11. Ed Sheeran, “Shape of You”
Lil Ned is fast becoming the Nickelback of sexy-feelings pop: an easy punchline for jerks who don’t have any actual opinions about music. That said, he’s the worst thing to happen to radio since the Telecommunications Act of 1996, this song's title is infuriatingly non-idiomatic, and apparently he doesn’t wash his bedsheets.
10. Taylor Swift, “Look What You Made Me Do”
I’m too sexy for this shit.
9. Bruno Mars, “That’s What I Like”
If a Buzzfeed list of 37 Things Only ‘80s Kids Can Understand got knocked up by a Super Bowl halftime show, Bruno Mars would burst fedora-first from its womb nine months later.
8. Ed Sheeran ft. Beyoncé, “Perfect”
Why don’t they make the whole Ed Sheeran album out of Beyoncé?
7. DJ Khaled ft. Justin Bieber, Quavo, Chance the Rapper, and Lil Wayne, “I’m the One”

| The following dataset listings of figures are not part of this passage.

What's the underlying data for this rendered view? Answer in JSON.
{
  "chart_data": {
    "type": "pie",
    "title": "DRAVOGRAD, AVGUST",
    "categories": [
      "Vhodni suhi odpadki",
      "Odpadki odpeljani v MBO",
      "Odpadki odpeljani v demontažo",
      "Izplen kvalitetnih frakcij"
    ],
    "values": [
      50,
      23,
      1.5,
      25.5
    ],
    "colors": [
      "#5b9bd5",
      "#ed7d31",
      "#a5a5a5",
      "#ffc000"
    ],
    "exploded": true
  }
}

Does any current pop superstar add less of a presence to a song than Justin Bieber? There’s something almost charming about the kid’s vacant passivity. Here his voice is like the air that gives cotton candy its shape—flavorless and insubstantial, but subtract it and all you’d have is melted sugar.
6. The Weeknd ft. Daft Punk, “Starboy”
Much catchier, funkier, and sexier than any song about what an expensive table Bella Hadid snorts coke off has any right to be.

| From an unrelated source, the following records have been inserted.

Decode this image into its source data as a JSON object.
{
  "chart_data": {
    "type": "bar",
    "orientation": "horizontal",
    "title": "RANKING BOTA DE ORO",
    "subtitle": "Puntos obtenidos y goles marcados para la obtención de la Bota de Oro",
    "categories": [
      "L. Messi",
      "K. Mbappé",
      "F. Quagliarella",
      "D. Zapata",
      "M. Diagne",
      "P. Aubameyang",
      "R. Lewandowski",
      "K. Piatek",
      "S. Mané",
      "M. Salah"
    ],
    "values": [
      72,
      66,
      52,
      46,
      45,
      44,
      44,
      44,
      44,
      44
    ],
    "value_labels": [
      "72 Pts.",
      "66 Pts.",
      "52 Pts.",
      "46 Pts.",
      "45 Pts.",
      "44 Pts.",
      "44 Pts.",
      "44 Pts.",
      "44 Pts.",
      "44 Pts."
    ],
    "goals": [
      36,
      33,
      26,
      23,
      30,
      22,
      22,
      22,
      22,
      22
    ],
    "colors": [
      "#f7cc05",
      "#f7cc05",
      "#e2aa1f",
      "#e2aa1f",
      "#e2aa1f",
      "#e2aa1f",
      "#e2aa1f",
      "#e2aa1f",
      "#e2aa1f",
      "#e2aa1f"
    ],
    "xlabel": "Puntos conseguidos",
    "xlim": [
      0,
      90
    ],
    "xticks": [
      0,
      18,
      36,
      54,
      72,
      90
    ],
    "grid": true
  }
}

5. Luis Fonsi and Daddy Yankee ft. Justin Bieber, “Despacito”
If you know the original mix, hearing Bieber butt in on the first Spanish language #1 since “Macarena” is like walking into the Duane Reade that replaced the bodega you used to shop at. But if you need to buy shampoo, what are you supposed to do?

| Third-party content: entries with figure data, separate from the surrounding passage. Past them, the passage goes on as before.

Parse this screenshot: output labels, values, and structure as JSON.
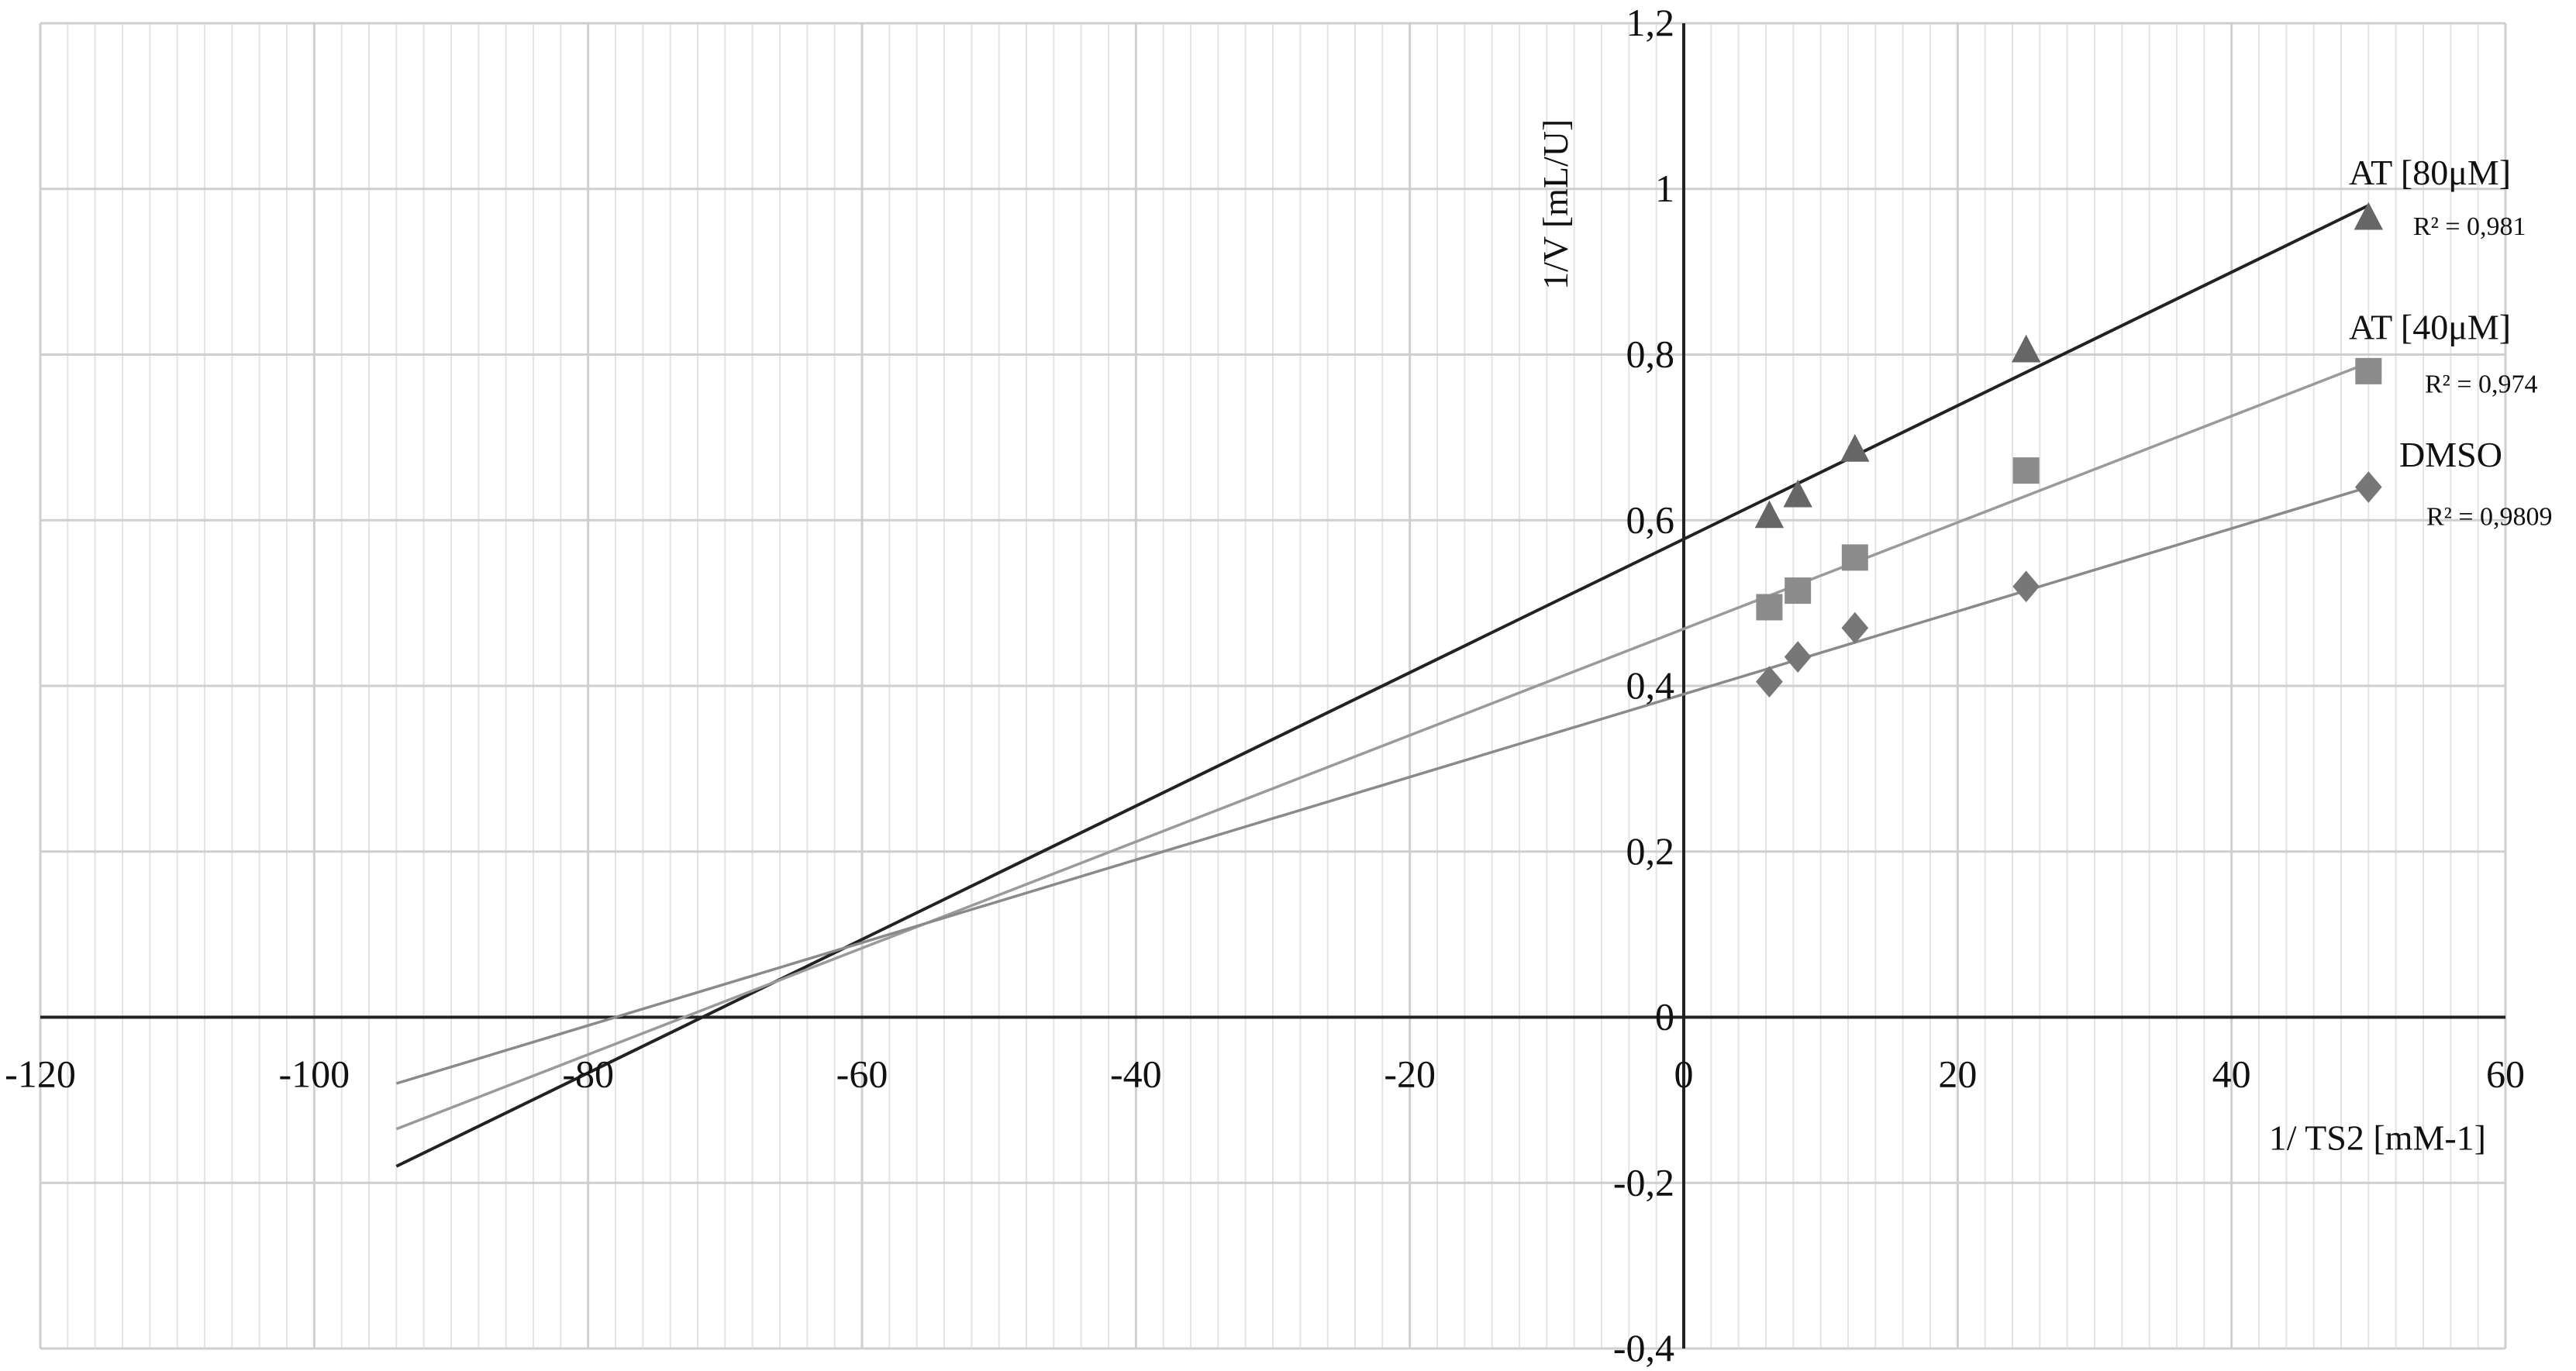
{
  "chart_data": {
    "type": "scatter",
    "xlabel": "1/ TS2 [mM-1]",
    "ylabel": "1/V [mL/U]",
    "xlim": [
      -120,
      60
    ],
    "ylim": [
      -0.4,
      1.2
    ],
    "x_ticks": [
      -120,
      -100,
      -80,
      -60,
      -40,
      -20,
      0,
      20,
      40,
      60
    ],
    "x_tick_labels": [
      "-120",
      "-100",
      "-80",
      "-60",
      "-40",
      "-20",
      "0",
      "20",
      "40",
      "60"
    ],
    "y_ticks": [
      -0.4,
      -0.2,
      0,
      0.2,
      0.4,
      0.6,
      0.8,
      1,
      1.2
    ],
    "y_tick_labels": [
      "-0,4",
      "-0,2",
      "0",
      "0,2",
      "0,4",
      "0,6",
      "0,8",
      "1",
      "1,2"
    ],
    "grid": true,
    "minor_x_step": 2,
    "series": [
      {
        "name": "AT [80μM]",
        "r2_label": "R² = 0,981",
        "marker": "triangle",
        "color": "#666666",
        "line_color": "#222222",
        "x": [
          6.25,
          8.33,
          12.5,
          25,
          50
        ],
        "y": [
          0.605,
          0.63,
          0.685,
          0.805,
          0.965
        ],
        "trendline": {
          "x": [
            -94,
            50
          ],
          "y": [
            -0.18,
            0.98
          ]
        }
      },
      {
        "name": "AT [40μM]",
        "r2_label": "R² = 0,974",
        "marker": "square",
        "color": "#8c8c8c",
        "line_color": "#9a9a9a",
        "x": [
          6.25,
          8.33,
          12.5,
          25,
          50
        ],
        "y": [
          0.495,
          0.515,
          0.555,
          0.66,
          0.78
        ],
        "trendline": {
          "x": [
            -94,
            50
          ],
          "y": [
            -0.135,
            0.79
          ]
        }
      },
      {
        "name": "DMSO",
        "r2_label": "R² = 0,9809",
        "marker": "diamond",
        "color": "#777777",
        "line_color": "#8a8a8a",
        "x": [
          6.25,
          8.33,
          12.5,
          25,
          50
        ],
        "y": [
          0.405,
          0.435,
          0.47,
          0.52,
          0.64
        ],
        "trendline": {
          "x": [
            -94,
            50
          ],
          "y": [
            -0.08,
            0.64
          ]
        }
      }
    ]
  }
}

4. Cardi B, “Bodak Yellow (Money Moves)”
She’s a goddam superhero, that Cardi is. Except instead of hiding her secret identity, stripper-turned-superstar Belcalis Almanzar flaunts it. And ain’t no kryptonite in sight—just pure up, up, and away.
3. Rae Sremmurd ft. Gucci Mane, “Black Beatles”
As trippily self-referential, knowledgeably ahistorical, and appropriately undeferential a misappropriation of the you-know-whoses’ legacy as the Backbeat soundtrack, "Homer's Barbershop Quartet," and Tiffany’s “I Saw Him Standing There.”
2. Kendrick Lamar, “Humble”
He's the greatest rapper alive whether or not you thnk he's the best. But here, as the saying goes, here he’s great because he is good.
1. Migos ft. Lil Uzi Vert, “Bad and Boujee”
While Kendrick drives to the hoop like LeBron, Migos run passing drills like the Globetrotters on their day off. Nimble and athletic, memorable and memeable, their voices skrrt and blaow and grrah and glah with a giddy interplay that’s less about what they say than how they say it. So even when it sounds like they could be a little nicer to the ladies, I try not to give those nasty lyrics a second thot thot thot.